Supreme Court Reasoning in Commercial Painting
In Commercial Painting, the contract provided that “in no event” would the general contractor have to pay any special or consequential damages, and that the subcontractor waived “any claims in quantum meruit, interest on late payments” or any other measure of damages.
But a jury ultimately awarded the subcontractor $1.7 million in compensatory damages and an additional $3.9 million in punitive damages under several theories including unjust enrichment and intentional misrepresentation/fraud. The trial court awarded $2 million in pre-judgment interest and another $1 million in costs and attorney’s fees. Overall, the award ballooned to nearly $8.4 million.
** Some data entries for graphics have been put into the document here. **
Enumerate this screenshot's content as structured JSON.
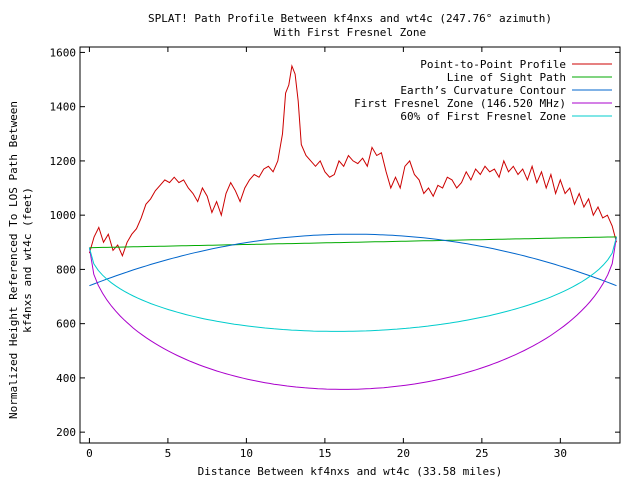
{
  "chart_data": {
    "type": "line",
    "title": "SPLAT! Path Profile Between kf4nxs and wt4c (247.76° azimuth)",
    "subtitle": "With First Fresnel Zone",
    "xlabel": "Distance Between kf4nxs and wt4c (33.58 miles)",
    "ylabel_line1": "Normalized Height Referenced To LOS Path Between",
    "ylabel_line2": "kf4nxs and wt4c (feet)",
    "xlim": [
      -0.6,
      33.8
    ],
    "ylim": [
      160,
      1620
    ],
    "xticks": [
      0,
      5,
      10,
      15,
      20,
      25,
      30
    ],
    "xtick_labels": [
      "0",
      "5",
      "10",
      "15",
      "20",
      "25",
      "30"
    ],
    "yticks": [
      200,
      400,
      600,
      800,
      1000,
      1200,
      1400,
      1600
    ],
    "ytick_labels": [
      "200",
      "400",
      "600",
      "800",
      "1000",
      "1200",
      "1400",
      "1600"
    ],
    "legend_position": "top-right",
    "series": [
      {
        "name": "Point-to-Point Profile",
        "color": "#cc0000",
        "x": [
          0,
          0.3,
          0.6,
          0.9,
          1.2,
          1.5,
          1.8,
          2.1,
          2.4,
          2.7,
          3.0,
          3.3,
          3.6,
          3.9,
          4.2,
          4.5,
          4.8,
          5.1,
          5.4,
          5.7,
          6.0,
          6.3,
          6.6,
          6.9,
          7.2,
          7.5,
          7.8,
          8.1,
          8.4,
          8.7,
          9.0,
          9.3,
          9.6,
          9.9,
          10.2,
          10.5,
          10.8,
          11.1,
          11.4,
          11.7,
          12.0,
          12.3,
          12.5,
          12.7,
          12.9,
          13.1,
          13.3,
          13.5,
          13.8,
          14.1,
          14.4,
          14.7,
          15.0,
          15.3,
          15.6,
          15.9,
          16.2,
          16.5,
          16.8,
          17.1,
          17.4,
          17.7,
          18.0,
          18.3,
          18.6,
          18.9,
          19.2,
          19.5,
          19.8,
          20.1,
          20.4,
          20.7,
          21.0,
          21.3,
          21.6,
          21.9,
          22.2,
          22.5,
          22.8,
          23.1,
          23.4,
          23.7,
          24.0,
          24.3,
          24.6,
          24.9,
          25.2,
          25.5,
          25.8,
          26.1,
          26.4,
          26.7,
          27.0,
          27.3,
          27.6,
          27.9,
          28.2,
          28.5,
          28.8,
          29.1,
          29.4,
          29.7,
          30.0,
          30.3,
          30.6,
          30.9,
          31.2,
          31.5,
          31.8,
          32.1,
          32.4,
          32.7,
          33.0,
          33.3,
          33.58
        ],
        "y": [
          860,
          920,
          955,
          900,
          930,
          870,
          890,
          850,
          900,
          930,
          950,
          990,
          1040,
          1060,
          1090,
          1110,
          1130,
          1120,
          1140,
          1120,
          1130,
          1100,
          1080,
          1050,
          1100,
          1070,
          1010,
          1050,
          1000,
          1080,
          1120,
          1090,
          1050,
          1100,
          1130,
          1150,
          1140,
          1170,
          1180,
          1160,
          1200,
          1300,
          1450,
          1480,
          1550,
          1520,
          1420,
          1260,
          1220,
          1200,
          1180,
          1200,
          1160,
          1140,
          1150,
          1200,
          1180,
          1220,
          1200,
          1190,
          1210,
          1180,
          1250,
          1220,
          1230,
          1160,
          1100,
          1140,
          1100,
          1180,
          1200,
          1150,
          1130,
          1080,
          1100,
          1070,
          1110,
          1100,
          1140,
          1130,
          1100,
          1120,
          1160,
          1130,
          1170,
          1150,
          1180,
          1160,
          1170,
          1140,
          1200,
          1160,
          1180,
          1150,
          1170,
          1130,
          1180,
          1120,
          1160,
          1100,
          1150,
          1080,
          1130,
          1080,
          1100,
          1040,
          1080,
          1030,
          1060,
          1000,
          1030,
          990,
          1000,
          960,
          900
        ]
      },
      {
        "name": "Line of Sight Path",
        "color": "#00aa00",
        "type": "linear",
        "y_start": 880,
        "y_end": 920
      },
      {
        "name": "Earth’s Curvature Contour",
        "color": "#0066cc",
        "type": "arc",
        "y_ends": [
          740,
          740
        ],
        "y_mid": 930
      },
      {
        "name": "First Fresnel Zone (146.520 MHz)",
        "color": "#aa00cc",
        "type": "ellipse",
        "y_ends": [
          880,
          920
        ],
        "y_mid": 358
      },
      {
        "name": "60% of First Fresnel Zone",
        "color": "#00cccc",
        "type": "ellipse",
        "y_ends": [
          880,
          920
        ],
        "y_mid": 572
      }
    ]
  }
}
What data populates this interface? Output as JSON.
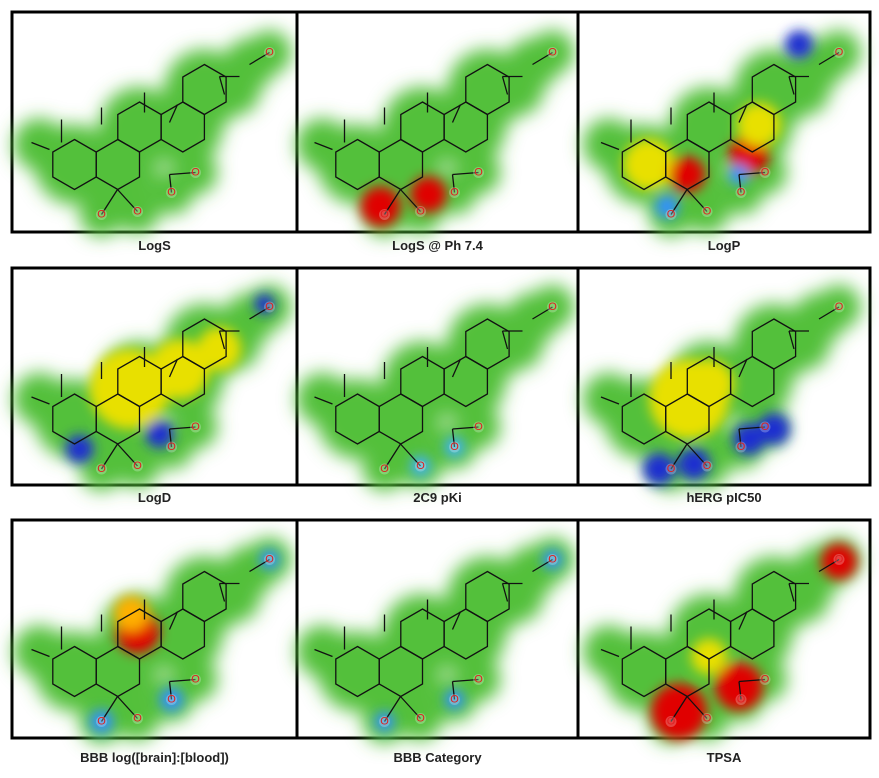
{
  "figure": {
    "atom_label": "O",
    "panels": [
      {
        "label": "LogS"
      },
      {
        "label": "LogS @ Ph 7.4"
      },
      {
        "label": "LogP"
      },
      {
        "label": "LogD"
      },
      {
        "label": "2C9 pKi"
      },
      {
        "label": "hERG pIC50"
      },
      {
        "label": "BBB log([brain]:[blood])"
      },
      {
        "label": "BBB Category"
      },
      {
        "label": "TPSA"
      }
    ]
  }
}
Parsing a 2021 Tennessee Supreme Court opinion, Milan Supply Chain Solutions Inc. v. Navistar Inc., 627 S.W.3d 125 (Tenn. 2021) and relying on non-Tennessee cases, the Tennessee Court of Appeals applied the “economic loss” doctrine limiting the subcontractor’s recovery and reversing portions of the trial court’s ruling. The Court of Appeals specifically refused to apply the exception for fraud to permit Commercial Painting to recover more than its economic loss.
In a gentle rebuke to the Court of Appeals, the Tennessee Supreme Court in Commercial Painting chastened that, in Milan, “We indicated no interest in expanding the economic loss doctrine beyond the products liability context.”
The unmistakable ruling is that, in a non-product liability context, an aggrieved party to a breached services contract might be able to collect much more than contract damages permitted under the parties’ agreement.
The Tennessee Supreme Court in Commercial Painting has plainly limited the application of the economic loss doctrine to product liability/goods contract cases where there is no personal injury and the good did not damage other property. As a result, it has made plain that commercial contracts for services that purport to exclude recovery of incidental, consequential and punitive damages may not actually exclude the recovery of such damages by the defrauded party.
The message from the court seems to be that, despite the attempts of parties to contractually limit damages and claims, parties to services contracts should pay close attention to their limitation of damages (and other contract provisions) in light of Commercial Painting and make plain whether there are any circumstances such as fraud, gross negligence, or negligence when the limitation of damages provision should be ignored.
Contracting parties should be mindful that Commercial Painting arose in the context of fraud/intentional misrepresentation. It did not specifically address whether negligence or gross negligence in the performance of a services contract would undo a limitation of damages provision in a services contract. Contracting parties should proceed with caution and weigh the risks in each particular agreement of where they draw line between a breach of contract and a tort claim. How commercial entities will respond to this newly reopened avenue of litigation is yet to be seen.